Triangles to Capture Social Cohesion

Although community detection has drawn tremendous amount of attention across the sciences in the past decades, no formal consensus has been reached on the very nature of what qualifies a community as such. In this article we take an orthogonal approach by introducing a novel point of view to the problem of overlapping communities. Instead of quantifying the quality of a set of communities, we choose to focus on the intrinsic community-ness of one given set of nodes. To do so, we propose a general metric on graphs, the cohesion, based on counting triangles and inspired by well established sociological considerations. The model has been validated through a large-scale online experiment called Fellows in which users were able to compute their social groups on Face- book and rate the quality of the obtained groups. By observing those ratings in relation to the cohesion we assess that the cohesion is a strong indicator of users subjective perception of the community-ness of a set of people.

💡 Research Summary

The paper introduces a novel graph metric called “cohesion” that quantifies how community‑like a given set of nodes is, independent of any surrounding partitioning. While most community‑detection research focuses on evaluating the quality of an entire division of a network—typically using modularity—this work shifts the focus to the intrinsic “community‑ness” of a single vertex subset. The authors base their metric on three sociological assumptions: (1) the quality of a community should not depend on the existence of other communities, (2) remote nodes should have no influence on the community under consideration, and (3) a community is a dense subgraph where information flows more easily internally than externally.

Cohesion is defined using triangles (3‑cliques).
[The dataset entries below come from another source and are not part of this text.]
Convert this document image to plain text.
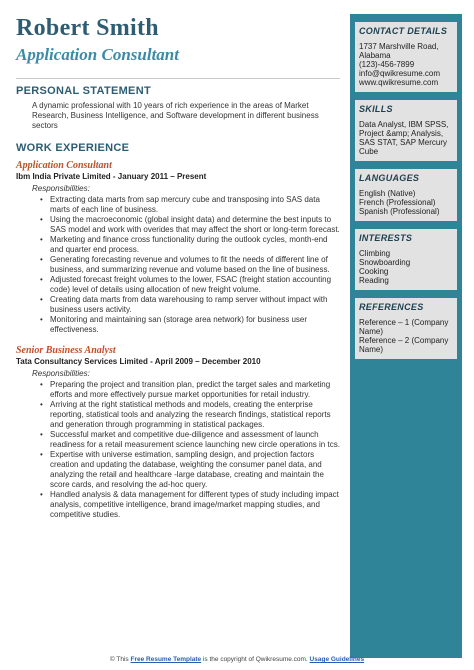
Robert Smith
Application Consultant
PERSONAL STATEMENT
A dynamic professional with 10 years of rich experience in the areas of Market Research, Business Intelligence, and Software development in different business sectors
WORK EXPERIENCE
Application Consultant
Ibm India Private Limited - January 2011 – Present
Responsibilities:
• Extracting data marts from sap mercury cube and transposing into SAS data marts of each line of business.
• Using the macroeconomic (global insight data) and determine the best inputs to SAS model and work with overides that may affect the short or long-term forecast.
• Marketing and finance cross functionality during the outlook cycles, month-end and quarter end process.
• Generating forecasting revenue and volumes to fit the needs of different line of business, and summarizing revenue and volume based on the line of business.
• Adjusted forecast freight volumes to the lower, FSAC (freight station accounting code) level of details using allocation of new freight volume.
• Creating data marts from data warehousing to ramp server without impact with business users activity.
• Monitoring and maintaining san (storage area network) for business user effectiveness.
Senior Business Analyst
Tata Consultancy Services Limited - April 2009 – December 2010
Responsibilities:
• Preparing the project and transition plan, predict the target sales and marketing efforts and more effectively pursue market opportunities for retail industry.
• Arriving at the right statistical methods and models, creating the enterprise reporting, statistical tools and analyzing the research findings, statistical reports and generation through programming in statistical packages.
• Successful market and competitive due-diligence and assessment of launch readiness for a retail measurement science launching new circle operations in tcs.
• Expertise with universe estimation, sampling design, and projection factors creation and updating the database, weighting the consumer panel data, and analyzing the retail and healthcare -large database, creating and maintain the score cards, and resolving the ad-hoc query.
• Handled analysis & data management for different types of study including impact analysis, competitive intelligence, brand image/market mapping studies, and competitive studies.
CONTACT DETAILS
1737 Marshville Road, Alabama
(123)-456-7899
info@qwikresume.com
www.qwikresume.com
SKILLS
Data Analyst, IBM SPSS, Project &amp; Analysis, SAS STAT, SAP Mercury Cube
LANGUAGES
English (Native)
French (Professional)
Spanish (Professional)
INTERESTS
Climbing
Snowboarding
Cooking
Reading
REFERENCES
Reference – 1 (Company Name)
Reference – 2 (Company Name)
© This Free Resume Template is the copyright of Qwikresume.com. Usage Guidelines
For a set S, let 4_i(S) be the number of triangles completely inside S and 4_o(S) the number of “outbound” triangles that contain exactly two vertices from S and one outside. The metric is:

C(S) = (4_i(S) / (|S| choose 3)) × (4_i(S) / (4_i(S) + 4_o(S)))

The first factor is a triangle‑based density, the second factor penalizes the presence of outbound triangles, thereby measuring isolation. By relying exclusively on triangles, the metric naturally discounts weak ties—edges that do not belong to any triangle—consistent with Granovetter’s weak‑tie theory and the principle of triadic closure.
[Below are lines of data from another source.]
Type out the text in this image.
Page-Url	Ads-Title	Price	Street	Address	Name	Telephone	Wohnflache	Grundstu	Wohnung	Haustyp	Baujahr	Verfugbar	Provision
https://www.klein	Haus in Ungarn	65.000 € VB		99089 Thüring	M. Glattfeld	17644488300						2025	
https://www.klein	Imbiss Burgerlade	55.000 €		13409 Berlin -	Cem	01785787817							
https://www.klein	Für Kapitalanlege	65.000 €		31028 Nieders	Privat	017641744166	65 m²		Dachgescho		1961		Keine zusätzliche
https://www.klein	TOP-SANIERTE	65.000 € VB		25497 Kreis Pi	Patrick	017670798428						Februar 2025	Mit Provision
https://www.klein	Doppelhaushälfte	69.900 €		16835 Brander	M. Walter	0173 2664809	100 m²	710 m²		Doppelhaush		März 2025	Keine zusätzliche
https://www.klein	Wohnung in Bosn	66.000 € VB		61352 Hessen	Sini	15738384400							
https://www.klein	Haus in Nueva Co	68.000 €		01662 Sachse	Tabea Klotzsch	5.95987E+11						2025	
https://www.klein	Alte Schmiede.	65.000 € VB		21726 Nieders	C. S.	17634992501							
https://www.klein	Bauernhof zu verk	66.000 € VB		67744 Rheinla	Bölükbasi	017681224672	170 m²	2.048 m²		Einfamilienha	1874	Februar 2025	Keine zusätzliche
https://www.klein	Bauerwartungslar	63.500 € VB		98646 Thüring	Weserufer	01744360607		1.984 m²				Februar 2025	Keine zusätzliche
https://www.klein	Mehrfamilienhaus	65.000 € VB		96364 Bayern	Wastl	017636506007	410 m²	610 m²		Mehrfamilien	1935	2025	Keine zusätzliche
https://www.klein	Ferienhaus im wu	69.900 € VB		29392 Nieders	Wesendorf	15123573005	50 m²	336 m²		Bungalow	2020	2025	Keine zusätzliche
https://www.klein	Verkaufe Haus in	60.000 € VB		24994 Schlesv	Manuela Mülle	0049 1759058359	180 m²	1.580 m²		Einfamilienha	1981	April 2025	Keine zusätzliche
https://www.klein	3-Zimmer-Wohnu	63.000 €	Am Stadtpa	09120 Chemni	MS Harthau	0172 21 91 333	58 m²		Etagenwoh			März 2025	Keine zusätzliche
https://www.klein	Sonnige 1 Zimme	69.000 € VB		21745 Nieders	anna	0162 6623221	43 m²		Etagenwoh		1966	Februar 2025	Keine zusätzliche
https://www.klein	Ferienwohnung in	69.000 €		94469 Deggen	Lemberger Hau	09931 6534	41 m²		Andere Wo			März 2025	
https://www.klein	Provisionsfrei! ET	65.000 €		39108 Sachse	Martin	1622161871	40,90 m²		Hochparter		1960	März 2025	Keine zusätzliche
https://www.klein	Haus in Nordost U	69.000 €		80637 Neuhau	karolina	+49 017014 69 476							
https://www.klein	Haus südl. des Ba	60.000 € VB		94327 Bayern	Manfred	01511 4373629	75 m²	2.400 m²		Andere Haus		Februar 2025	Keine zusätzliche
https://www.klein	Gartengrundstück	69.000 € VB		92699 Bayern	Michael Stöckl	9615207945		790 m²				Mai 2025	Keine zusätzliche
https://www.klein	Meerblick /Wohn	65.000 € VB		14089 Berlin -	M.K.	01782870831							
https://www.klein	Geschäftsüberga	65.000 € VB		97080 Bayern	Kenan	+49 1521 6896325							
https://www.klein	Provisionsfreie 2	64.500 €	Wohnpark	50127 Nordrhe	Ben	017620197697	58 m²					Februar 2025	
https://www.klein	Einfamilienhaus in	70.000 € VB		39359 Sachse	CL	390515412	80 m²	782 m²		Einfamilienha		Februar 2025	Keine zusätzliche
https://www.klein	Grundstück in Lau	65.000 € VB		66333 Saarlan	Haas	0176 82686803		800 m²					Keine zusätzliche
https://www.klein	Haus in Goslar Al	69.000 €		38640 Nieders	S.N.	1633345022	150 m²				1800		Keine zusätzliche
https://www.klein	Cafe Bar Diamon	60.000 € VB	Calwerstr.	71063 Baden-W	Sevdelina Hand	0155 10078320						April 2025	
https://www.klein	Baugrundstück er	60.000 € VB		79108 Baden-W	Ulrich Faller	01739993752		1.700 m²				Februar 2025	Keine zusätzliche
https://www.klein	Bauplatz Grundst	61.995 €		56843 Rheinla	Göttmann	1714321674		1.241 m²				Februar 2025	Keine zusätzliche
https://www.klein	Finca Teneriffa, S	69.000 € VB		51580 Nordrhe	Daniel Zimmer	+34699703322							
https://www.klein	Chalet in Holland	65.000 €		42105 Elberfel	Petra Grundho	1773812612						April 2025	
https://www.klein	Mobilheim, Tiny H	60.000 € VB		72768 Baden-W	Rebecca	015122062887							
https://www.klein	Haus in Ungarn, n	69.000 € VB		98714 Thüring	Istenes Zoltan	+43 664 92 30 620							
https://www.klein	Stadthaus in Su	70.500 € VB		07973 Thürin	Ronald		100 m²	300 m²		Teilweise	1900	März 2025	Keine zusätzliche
Analytical results show that in an Erdős‑Rényi random graph G(n, p) the expected cohesion of a set of size k behaves as C ≈ p³·k/n, indicating that random graphs lack meaningful community structure; the whole graph would be the only “optimal” community. In the classic “four‑groups” benchmark (four equally sized groups with intra‑group edge probability p_in and inter‑group probability p_out), the expected cohesion simplifies to C ≈ p_in⁵ / (p_in² + 9 p_out²), rising with higher intra‑group density and lower inter‑group connectivity, as desired for a quality function.

To validate cohesion empirically, the authors built a large‑scale online experiment called “Fellows” on Facebook. Participants (≈2,000 users) were allowed to compute several candidate groups from their friend network using an algorithm that maximizes cohesion. After each computation, users rated the perceived quality of the group on a 1‑5 Likert scale. The study found a strong positive correlation (Pearson r ≈ 0.71) between the computed cohesion values and the subjective ratings, demonstrating that cohesion aligns well with human intuition about community structure.

The paper argues that cohesion overcomes several limitations of modularity‑based approaches: it works for overlapping communities, it isolates the evaluation of a single set from the rest of the network, and it inherently ignores weak ties that would otherwise dilute the perceived tightness of a group. The authors suggest future extensions, such as handling weighted edges, dynamic networks, and multiplex graphs, where the triangle‑centric view could be adapted to capture richer relational information. In summary, cohesion provides a theoretically grounded, empirically validated, and practically useful tool for assessing the intrinsic community‑ness of node sets in social networks.